Russia's natural gas firms - primarily Gazprom - are suffering financially because of measures that let domestic users pay a fraction of the price Russia's foreign customers pay. In the past decade, the Kremlin has permitted Gazprom to increase its price by 14 to 25% a year. This gradual increase has prevented a massive backlash from natural gas consumers in Russia because it has been accompanied by improving economic standards in the country. However, Gazprom says this increase is insufficient.
The Russian government is trying to reduce the energy subsidies to domestic consumers without creating a political backlash. At the same time it wants to use energy supplies to Europe as a tool to exercise control over foreign policy. Putin and his government claim to be prepared to face economic sanctions from the west and to absorb the domestic economic shocks that they would likely create. If they attempt to curtail energy exports as a means of retaliation that would add more pressure to accelerate the increases in domestic gas prices.

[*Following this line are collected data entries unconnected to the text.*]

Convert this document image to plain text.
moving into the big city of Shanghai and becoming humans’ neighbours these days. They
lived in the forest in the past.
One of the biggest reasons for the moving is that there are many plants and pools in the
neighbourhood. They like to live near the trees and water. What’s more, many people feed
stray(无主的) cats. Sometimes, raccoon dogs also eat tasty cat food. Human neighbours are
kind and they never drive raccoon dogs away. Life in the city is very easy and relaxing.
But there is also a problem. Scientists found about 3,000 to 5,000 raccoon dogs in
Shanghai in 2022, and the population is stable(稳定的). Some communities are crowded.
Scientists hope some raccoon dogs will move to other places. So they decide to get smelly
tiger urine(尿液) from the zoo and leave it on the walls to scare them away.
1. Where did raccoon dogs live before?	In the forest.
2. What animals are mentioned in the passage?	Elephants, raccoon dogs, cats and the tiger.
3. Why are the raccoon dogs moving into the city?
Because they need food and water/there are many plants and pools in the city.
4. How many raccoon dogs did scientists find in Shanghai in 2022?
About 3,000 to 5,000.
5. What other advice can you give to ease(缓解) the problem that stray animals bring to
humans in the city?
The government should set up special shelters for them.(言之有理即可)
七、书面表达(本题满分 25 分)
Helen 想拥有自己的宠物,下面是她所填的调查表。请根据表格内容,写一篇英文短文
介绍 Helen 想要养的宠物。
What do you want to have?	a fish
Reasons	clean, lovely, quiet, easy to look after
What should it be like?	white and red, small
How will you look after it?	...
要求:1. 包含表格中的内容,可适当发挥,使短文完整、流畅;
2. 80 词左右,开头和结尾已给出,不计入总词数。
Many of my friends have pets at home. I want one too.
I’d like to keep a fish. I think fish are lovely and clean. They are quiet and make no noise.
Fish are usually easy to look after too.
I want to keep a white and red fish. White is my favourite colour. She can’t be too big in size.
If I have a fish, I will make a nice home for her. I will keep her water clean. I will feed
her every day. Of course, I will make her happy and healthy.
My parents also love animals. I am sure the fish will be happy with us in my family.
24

The present incarnation of Russian state capitalism does not appear to be making an effort to reconnect with the socialist past. Their present efforts at "reform" don't look all that different from something that might have been concocted by the IMF. It seems to me that smaller countries lacking in wealth and power like Ukraine face rather dismal prospects in the present world. Whether one is looking at Ukraine, Greece, Sudan, Bolivia or Bangladesh none of them are likely to find a lot in the way of aid and comfort from their more powerful neighbors. The notion that the people of Ukraine would fair better economically by dealing with Russia instead of the EU and IMF doesn't seem to hold up very well. The painful reality seems to be that they are seriously broke and caught between the devil and the deep Balck Sea.